I would put you to bed and finish my homework.
I’d be as full of hope as you were, when a new boyfriend came into your life. And I’d try to cuddle your pain away when they left.
And you defended me at all those parents’ evenings.
And you told Rosie Philip’s mother that her daughter was a conniving little liar.
And when Lee dumped me when I was fifteen you took me to a drag club on a school night and had all the queens fuss over me and then you slept on my floor so you’d be there when I woke sobbing in the small hours.
And in and out of the years you’d cup my face in your hands and ask what you’d done to deserve a gem like me.
In her car, looking at the building keeping her mother out of harm’s way, Nell sat for almost two hours until it was too late to visit. She made her way home and drifted around a muddled sleep and then, for the first time in all her years with the Chaffinch, she phoned in sick.
Marjorie. It would be more productive to go and see her aunt in the first instance. She couldn’t risk nonsensical ramblings from her mother nor could she cope with possible silence and that infernal television. She phoned to no answer so she drove to her aunt’s but Marjorie was not at home; it must be a Cambridge day.

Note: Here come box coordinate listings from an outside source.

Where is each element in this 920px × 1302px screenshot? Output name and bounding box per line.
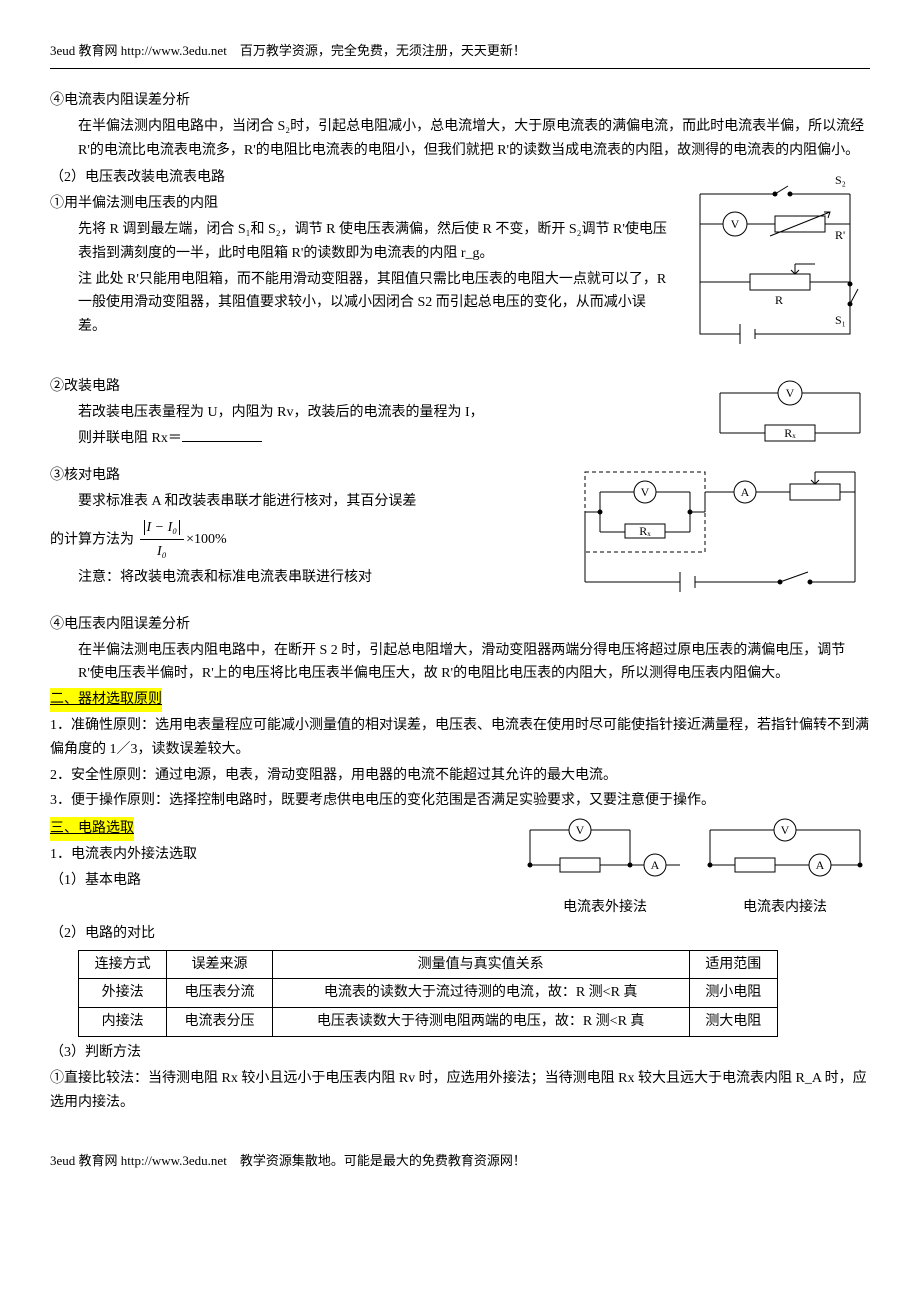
sec3-s1: 1．电流表内外接法选取	[50, 843, 510, 867]
label-Rx2: Rₓ	[639, 524, 651, 538]
td: 内接法	[79, 1008, 167, 1037]
diag1-label: 电流表外接法	[520, 896, 690, 920]
sec2-2-sub2-title: ②改装电路	[50, 375, 700, 399]
td: 电流表的读数大于流过待测的电流，故：R 测<R 真	[272, 979, 689, 1008]
td: 测大电阻	[689, 1008, 777, 1037]
formula-tail: ×100%	[186, 528, 227, 552]
sec2-2-sub1-p1: 先将 R 调到最左端，闭合 S₁和 S₂，调节 R 使电压表满偏，然后使 R 不…	[50, 218, 670, 266]
circuit-halfdeflection-voltmeter: V S₂ R' R S₁	[680, 164, 870, 373]
table-row: 外接法 电压表分流 电流表的读数大于流过待测的电流，故：R 测<R 真 测小电阻	[79, 979, 778, 1008]
diag2-label: 电流表内接法	[700, 896, 870, 920]
label-A3: A	[816, 858, 825, 872]
page-footer: 3eud 教育网 http://www.3edu.net 教学资源集散地。可能是…	[50, 1144, 870, 1178]
comparison-table: 连接方式 误差来源 测量值与真实值关系 适用范围 外接法 电压表分流 电流表的读…	[78, 950, 778, 1037]
sec2-2-sub1-title: ①用半偏法测电压表的内阻	[50, 192, 670, 216]
circuit-ammeter-external: V A 电流表外接法	[520, 815, 690, 920]
label-V: V	[731, 217, 740, 231]
sec3-s1-3: （3）判断方法	[50, 1041, 870, 1065]
th-0: 连接方式	[79, 950, 167, 979]
sec2-2-sub3-p2: 注意：将改装电流表和标准电流表串联进行核对	[50, 566, 560, 590]
label-A: A	[741, 485, 750, 499]
header-tagline: 百万教学资源，完全免费，无须注册，天天更新！	[240, 43, 526, 58]
footer-url: http://www.3edu.net	[121, 1153, 227, 1168]
footer-tagline: 教学资源集散地。可能是最大的免费教育资源网！	[240, 1153, 526, 1168]
sec3-s1-2: （2）电路的对比	[50, 922, 870, 946]
header-site: 3eud 教育网	[50, 43, 118, 58]
circuit-ammeter-internal: V A 电流表内接法	[700, 815, 870, 920]
circuit-parallel-rx: V Rₓ	[710, 373, 870, 462]
label-R: R	[775, 293, 783, 307]
td: 外接法	[79, 979, 167, 1008]
label-S2: S₂	[835, 173, 846, 187]
sec3-title-text: 三、电路选取	[50, 817, 134, 841]
label-V3: V	[641, 485, 650, 499]
sec2-2-sub2-p1: 若改装电压表量程为 U，内阻为 Rv，改装后的电流表的量程为 I，	[50, 401, 700, 425]
sec2-2-title: （2）电压表改装电流表电路	[50, 166, 670, 190]
sec2-2-sub4-p1: 在半偏法测电压表内阻电路中，在断开 S 2 时，引起总电阻增大，滑动变阻器两端分…	[50, 639, 870, 687]
rx-label: 则并联电阻 Rx＝	[78, 431, 182, 446]
sec3-s1-1: （1）基本电路	[50, 869, 510, 893]
label-A2: A	[651, 858, 660, 872]
footer-site: 3eud 教育网	[50, 1153, 118, 1168]
label-V4: V	[576, 823, 585, 837]
th-3: 适用范围	[689, 950, 777, 979]
section-4-body: 在半偏法测内阻电路中，当闭合 S₂时，引起总电阻减小，总电流增大，大于原电流表的…	[50, 115, 870, 163]
sec2-title-text: 二、器材选取原则	[50, 688, 162, 712]
sec2-2-sub3-formula: 的计算方法为 I − I₀ I₀ ×100%	[50, 516, 560, 565]
label-Rx: Rₓ	[784, 426, 796, 440]
sec2-p2: 2．安全性原则：通过电源，电表，滑动变阻器，用电器的电流不能超过其允许的最大电流…	[50, 764, 870, 788]
section-4-title: ④电流表内阻误差分析	[50, 89, 870, 113]
label-S1: S₁	[835, 313, 846, 327]
label-V2: V	[786, 386, 795, 400]
sec2-2-sub4-title: ④电压表内阻误差分析	[50, 613, 870, 637]
table-row: 内接法 电流表分压 电压表读数大于待测电阻两端的电压，故：R 测<R 真 测大电…	[79, 1008, 778, 1037]
td: 电压表读数大于待测电阻两端的电压，故：R 测<R 真	[272, 1008, 689, 1037]
td: 电流表分压	[167, 1008, 272, 1037]
sec2-2-sub2-p2: 则并联电阻 Rx＝	[50, 427, 700, 451]
table-header-row: 连接方式 误差来源 测量值与真实值关系 适用范围	[79, 950, 778, 979]
sec2-2-sub3-title: ③核对电路	[50, 464, 560, 488]
th-1: 误差来源	[167, 950, 272, 979]
formula-label: 的计算方法为	[50, 532, 134, 547]
blank-rx	[182, 427, 262, 442]
sec2-p3: 3．便于操作原则：选择控制电路时，既要考虑供电电压的变化范围是否满足实验要求，又…	[50, 789, 870, 813]
circuit-calibration: V Rₓ A	[570, 462, 870, 611]
page-header: 3eud 教育网 http://www.3edu.net 百万教学资源，完全免费…	[50, 40, 870, 69]
label-Rprime: R'	[835, 228, 845, 242]
label-V5: V	[781, 823, 790, 837]
sec2-title: 二、器材选取原则	[50, 688, 870, 712]
sec2-2-sub1-p2: 注 此处 R'只能用电阻箱，而不能用滑动变阻器，其阻值只需比电压表的电阻大一点就…	[50, 268, 670, 339]
sec2-p1: 1．准确性原则：选用电表量程应可能减小测量值的相对误差，电压表、电流表在使用时尽…	[50, 714, 870, 762]
td: 电压表分流	[167, 979, 272, 1008]
sec3-s1-3-p1: ①直接比较法：当待测电阻 Rx 较小且远小于电压表内阻 Rv 时，应选用外接法；…	[50, 1067, 870, 1115]
td: 测小电阻	[689, 979, 777, 1008]
sec3-title: 三、电路选取	[50, 817, 510, 841]
th-2: 测量值与真实值关系	[272, 950, 689, 979]
header-url: http://www.3edu.net	[121, 43, 227, 58]
sec2-2-sub3-p1: 要求标准表 A 和改装表串联才能进行核对，其百分误差	[50, 490, 560, 514]
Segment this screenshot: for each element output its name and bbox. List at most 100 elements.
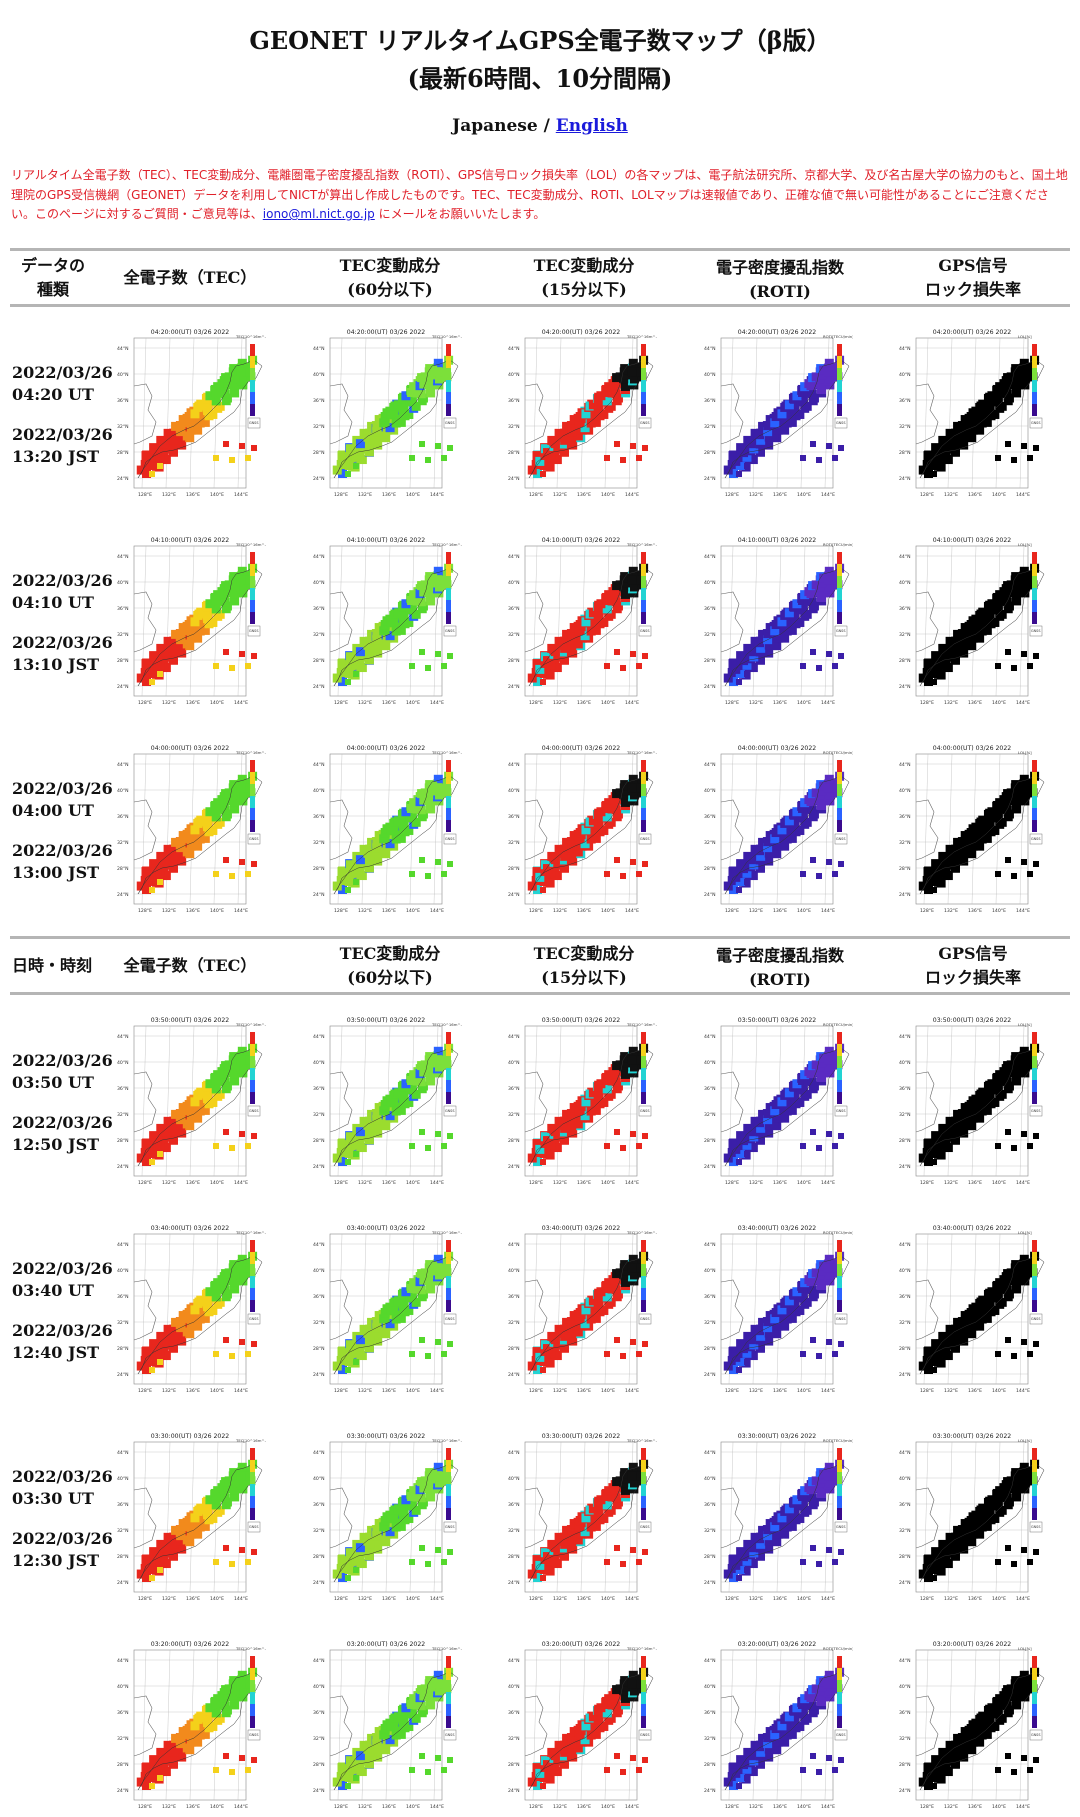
map-lat-tick: 24°N	[117, 1580, 129, 1586]
map-data-cell	[808, 805, 817, 814]
map-colorbar-segment	[1032, 612, 1037, 624]
map-lat-tick: 32°N	[117, 1112, 129, 1118]
map-image-tec[interactable]: 03:30:00(UT) 03/26 202244°N40°N36°N32°N2…	[116, 1430, 266, 1605]
map-lat-tick: 40°N	[117, 1476, 129, 1482]
map-lat-tick: 36°N	[117, 606, 129, 612]
map-image-roti[interactable]: 04:10:00(UT) 03/26 202244°N40°N36°N32°N2…	[703, 534, 853, 709]
map-lat-tick: 40°N	[704, 788, 716, 794]
map-image-dtec60[interactable]: 04:00:00(UT) 03/26 202244°N40°N36°N32°N2…	[312, 742, 462, 917]
map-image-dtec60[interactable]: 04:10:00(UT) 03/26 202244°N40°N36°N32°N2…	[312, 534, 462, 709]
map-lon-tick: 128°E	[138, 1180, 152, 1186]
map-image-dtec60[interactable]: 03:40:00(UT) 03/26 202244°N40°N36°N32°N2…	[312, 1222, 462, 1397]
map-lon-tick: 132°E	[944, 908, 958, 914]
map-image-lol[interactable]: 03:50:00(UT) 03/26 202244°N40°N36°N32°N2…	[898, 1014, 1048, 1189]
map-lat-tick: 24°N	[117, 1164, 129, 1170]
map-image-tec[interactable]: 03:40:00(UT) 03/26 202244°N40°N36°N32°N2…	[116, 1222, 266, 1397]
map-image-tec[interactable]: 04:20:00(UT) 03/26 202244°N40°N36°N32°N2…	[116, 326, 266, 501]
map-lat-tick: 32°N	[508, 424, 520, 430]
map-island-cell	[832, 455, 838, 461]
map-image-lol[interactable]: 04:20:00(UT) 03/26 202244°N40°N36°N32°N2…	[898, 326, 1048, 501]
table-top-rule	[10, 248, 1070, 251]
map-lat-tick: 28°N	[704, 866, 716, 872]
map-colorbar-segment	[446, 552, 451, 564]
map-image-tec[interactable]: 04:00:00(UT) 03/26 202244°N40°N36°N32°N2…	[116, 742, 266, 917]
map-image-lol[interactable]: 04:10:00(UT) 03/26 202244°N40°N36°N32°N2…	[898, 534, 1048, 709]
map-lon-tick: 140°E	[601, 1388, 615, 1394]
lang-english-link[interactable]: English	[556, 116, 628, 136]
map-island-cell	[800, 663, 806, 669]
map-image-dtec15[interactable]: 04:10:00(UT) 03/26 202244°N40°N36°N32°N2…	[507, 534, 657, 709]
map-image-tec[interactable]: 03:50:00(UT) 03/26 202244°N40°N36°N32°N2…	[116, 1014, 266, 1189]
map-colorbar-segment	[1032, 760, 1037, 772]
map-island-cell	[548, 463, 554, 469]
map-data-cell	[559, 1118, 568, 1127]
map-image-roti[interactable]: 03:40:00(UT) 03/26 202244°N40°N36°N32°N2…	[703, 1222, 853, 1397]
map-lon-tick: 128°E	[334, 492, 348, 498]
map-lat-tick: 36°N	[899, 1086, 911, 1092]
map-image-lol[interactable]: 03:40:00(UT) 03/26 202244°N40°N36°N32°N2…	[898, 1222, 1048, 1397]
map-lat-tick: 24°N	[117, 684, 129, 690]
map-image-roti[interactable]: 04:00:00(UT) 03/26 202244°N40°N36°N32°N2…	[703, 742, 853, 917]
map-lat-tick: 36°N	[117, 814, 129, 820]
map-image-dtec15[interactable]: 04:00:00(UT) 03/26 202244°N40°N36°N32°N2…	[507, 742, 657, 917]
map-island-cell	[213, 663, 219, 669]
map-image-roti[interactable]: 04:20:00(UT) 03/26 202244°N40°N36°N32°N2…	[703, 326, 853, 501]
map-data-cell	[417, 805, 426, 814]
map-colorbar-segment	[250, 612, 255, 624]
contact-email-link[interactable]: iono@ml.nict.go.jp	[263, 207, 375, 221]
map-image-dtec15[interactable]: 03:50:00(UT) 03/26 202244°N40°N36°N32°N2…	[507, 1014, 657, 1189]
map-image-dtec60[interactable]: 03:30:00(UT) 03/26 202244°N40°N36°N32°N2…	[312, 1430, 462, 1605]
map-data-cell	[168, 430, 177, 439]
map-image-lol[interactable]: 04:00:00(UT) 03/26 202244°N40°N36°N32°N2…	[898, 742, 1048, 917]
map-colorbar-segment	[641, 576, 646, 588]
map-lon-tick: 136°E	[577, 700, 591, 706]
map-image-dtec60[interactable]: 04:20:00(UT) 03/26 202244°N40°N36°N32°N2…	[312, 326, 462, 501]
map-island-cell	[736, 887, 742, 893]
map-lon-tick: 144°E	[430, 492, 444, 498]
map-data-cell	[1003, 389, 1012, 398]
map-image-dtec15[interactable]: 04:20:00(UT) 03/26 202244°N40°N36°N32°N2…	[507, 326, 657, 501]
map-data-cell	[417, 389, 426, 398]
map-image-roti[interactable]: 03:50:00(UT) 03/26 202244°N40°N36°N32°N2…	[703, 1014, 853, 1189]
map-colorbar-segment	[1032, 368, 1037, 380]
map-lat-tick: 44°N	[508, 1242, 520, 1248]
map-colorbar-segment	[837, 576, 842, 588]
map-island-cell	[1021, 859, 1027, 865]
map-lon-tick: 144°E	[234, 1180, 248, 1186]
map-colorbar-segment	[1032, 564, 1037, 576]
map-image-tec[interactable]: 04:10:00(UT) 03/26 202244°N40°N36°N32°N2…	[116, 534, 266, 709]
map-image-dtec15[interactable]: 03:40:00(UT) 03/26 202244°N40°N36°N32°N2…	[507, 1222, 657, 1397]
map-image-dtec60[interactable]: 03:50:00(UT) 03/26 202244°N40°N36°N32°N2…	[312, 1014, 462, 1189]
map-data-cell	[559, 430, 568, 439]
map-lon-tick: 132°E	[358, 908, 372, 914]
map-lon-tick: 128°E	[334, 1388, 348, 1394]
map-lat-tick: 24°N	[508, 1372, 520, 1378]
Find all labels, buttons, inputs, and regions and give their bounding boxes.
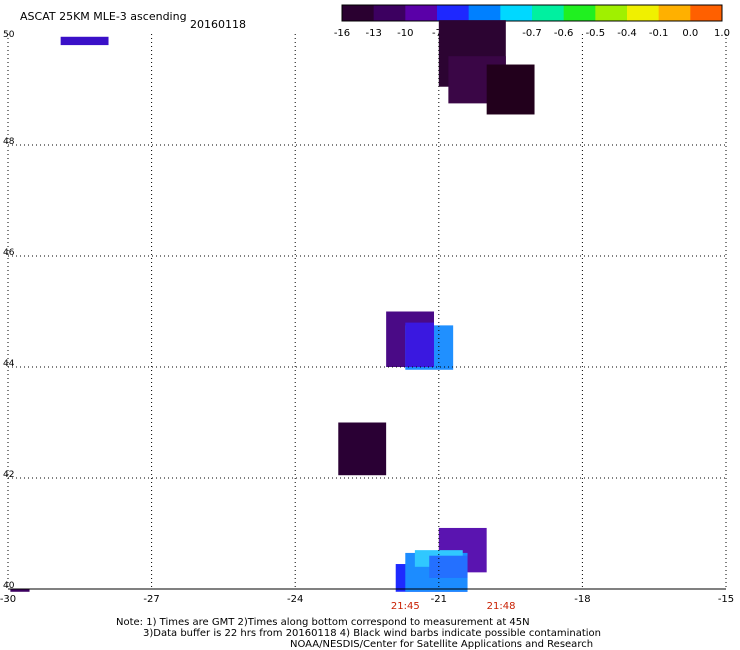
footer-note-line2: 3)Data buffer is 22 hrs from 20160118 4)… [143,628,601,639]
colorbar-label: -10 [397,28,413,39]
y-tick-label: 42 [3,470,14,480]
colorbar-segment [563,5,596,21]
colorbar-label: -13 [365,28,381,39]
colorbar-segment [373,5,406,21]
data-cell [405,322,435,367]
time-label: 21:45 [391,601,420,610]
colorbar-label: -7 [432,28,442,39]
data-cell [486,64,535,115]
x-tick-label: -15 [718,594,734,605]
y-tick-label: 50 [3,30,15,40]
footer-note-line1: Note: 1) Times are GMT 2)Times along bot… [116,617,530,628]
map-title: ASCAT 25KM MLE-3 ascending [20,10,187,23]
color-scale-bar: -16-13-10-7-4-1-0.7-0.6-0.5-0.4-0.10.01.… [334,4,730,39]
colorbar-segment [342,5,375,21]
x-tick-label: -24 [287,594,303,605]
data-cell [60,36,109,46]
x-tick-label: -21 [431,594,447,605]
colorbar-segment [468,5,501,21]
colorbar-segment [595,5,628,21]
data-cell [338,422,387,476]
colorbar-label: -0.4 [617,28,637,39]
colorbar-segment [437,5,470,21]
y-tick-label: 40 [3,581,15,591]
colorbar-label: -0.5 [586,28,606,39]
colorbar-label: -16 [334,28,350,39]
colorbar-label: -0.7 [522,28,542,39]
colorbar-segment [532,5,565,21]
time-label: 21:48 [487,601,516,610]
colorbar-segment [500,5,533,21]
footer-credit: NOAA/NESDIS/Center for Satellite Applica… [290,639,594,650]
data-cell [429,555,468,578]
x-tick-label: -27 [143,594,159,605]
y-tick-label: 44 [3,359,15,369]
colorbar-segment [405,5,438,21]
data-cell [10,589,30,592]
map-date: 20160118 [190,18,246,31]
x-tick-label: -30 [0,594,16,605]
colorbar-segment [658,5,691,21]
colorbar-segment [690,5,723,21]
y-tick-label: 48 [3,137,15,147]
map-plot: -30 -27 -24 -21 -18 -15 50 48 46 44 42 40 21:45 21:48 [0,20,734,610]
colorbar-label: -0.1 [649,28,669,39]
colorbar-segment [627,5,660,21]
colorbar-frame [341,4,723,22]
x-tick-label: -18 [574,594,590,605]
y-tick-label: 46 [3,248,15,258]
colorbar-label: -0.6 [554,28,574,39]
colorbar-label: 1.0 [714,28,730,39]
colorbar-label: 0.0 [682,28,698,39]
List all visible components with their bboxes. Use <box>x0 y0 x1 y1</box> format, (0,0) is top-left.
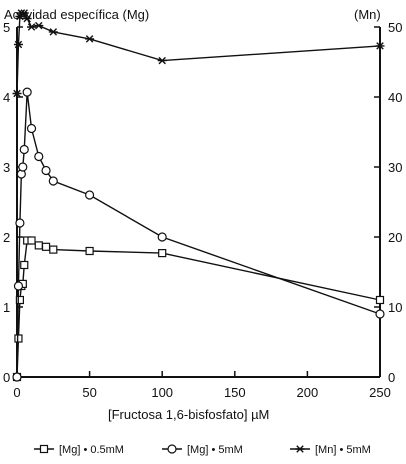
asterisk-marker <box>85 35 95 43</box>
legend-item: [Mg] • 0.5mM <box>34 444 124 456</box>
right-y-tick-label: 20 <box>388 230 402 245</box>
series-square <box>12 236 385 382</box>
asterisk-marker <box>375 42 385 50</box>
legend-circle-marker <box>167 444 177 454</box>
right-y-tick-label: 50 <box>388 20 402 35</box>
series-asterisk <box>12 9 385 98</box>
legend-item: [Mg] • 5mM <box>162 444 243 456</box>
left-y-tick-label: 0 <box>3 370 10 385</box>
circle-marker <box>22 87 32 97</box>
asterisk-marker <box>157 56 167 65</box>
right-y-tick-label: 40 <box>388 90 402 105</box>
square-marker <box>375 295 385 305</box>
left-y-tick-label: 2 <box>3 230 10 245</box>
square-marker <box>41 242 51 251</box>
x-tick-label: 100 <box>151 385 173 400</box>
series-line <box>16 92 381 378</box>
right-y-tick-label: 30 <box>388 160 402 175</box>
right-y-tick-label: 10 <box>388 300 402 315</box>
asterisk-marker <box>13 40 23 49</box>
right-y-ticks: 0 10 20 30 40 50 <box>374 20 402 385</box>
series-circle <box>12 87 385 382</box>
circle-marker <box>157 232 167 242</box>
asterisk-marker <box>48 28 58 36</box>
circle-marker <box>375 309 385 319</box>
x-ticks: 0 50 100 150 200 250 <box>13 371 391 400</box>
left-y-tick-label: 1 <box>3 300 10 315</box>
series-layer <box>12 9 385 382</box>
left-y-tick-label: 5 <box>3 20 10 35</box>
square-marker <box>27 236 36 245</box>
axes <box>16 27 381 378</box>
circle-marker <box>26 123 37 134</box>
circle-marker <box>48 176 58 186</box>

A half-hour drive later, Nell left her car at the park-and-ride. She knew Marjorie was something in Natural Sciences, a Professor Emeritus these days, but that’s all she knew. Now, she was heading for the unfathomably beautiful old colleges without really noticing anything, busy rehearsing what to say when she found her aunt. It hadn’t crossed her mind to check the internet before she left. At any moment, Nell expected Marjorie to appear across some quad or cloister, her academic gowns billowing around her like dark secrets. Eventually, Nell gave up and approached a student, saying Natural Sciences as if she was part of it all.
Which?
Pardon?
Natural Sciences – which? There’s about sixteen different departments.
So Nell had to walk for twenty-five minutes to the West Cambridge site, leaving the dreamy creamy spires and hallowed arches and flying buttresses and stained glass for expansive modern buildings and space. Finally, after trying one office and then walking to another, she discovered that Marjorie was indeed lecturing today. Biotechnology – and her lecture was in full swing.
She crept into the back of the lecture hall and sank down into a seat right at the top, up high. The air felt dense with the brainwaves of the gifted and the screen down there at the front had words and symbols that were a foreign language. There was Marjorie, upright and formidable, barking out her supreme knowledge for all to admire and clone. And all Nell could do was try to formulate a coherent sentence from the scrum of muddled questions.
A small line of students stayed after the lecture to honour Marjorie with their convoluted questions and queries. And then they were gone and it was just Marjorie and there, way up high, Nell. Nell who had forgotten the sentence she’d been honing over the last half-hour. But from up there, Marjorie didn’t look quite so tall and imposing.
‘Marjorie.’
Speak louder.
‘Marjorie!’
Louder still.
‘Dr Lawson.’
Louder.
‘Aunt Em.’
‘Nell? Good God! What are you—?’
‘Who is Florence?’ Nell bellowed.
Marjorie paused only momentarily before continuing to gather her papers, switching things off, putting things away. She buffed her glasses and put them in their case. The snap of the closure carrying all the way up to the back. Shielding her eyes, she looked hard to the back of the hall.
‘I will not speak to you if I cannot see you,’ said Marjorie.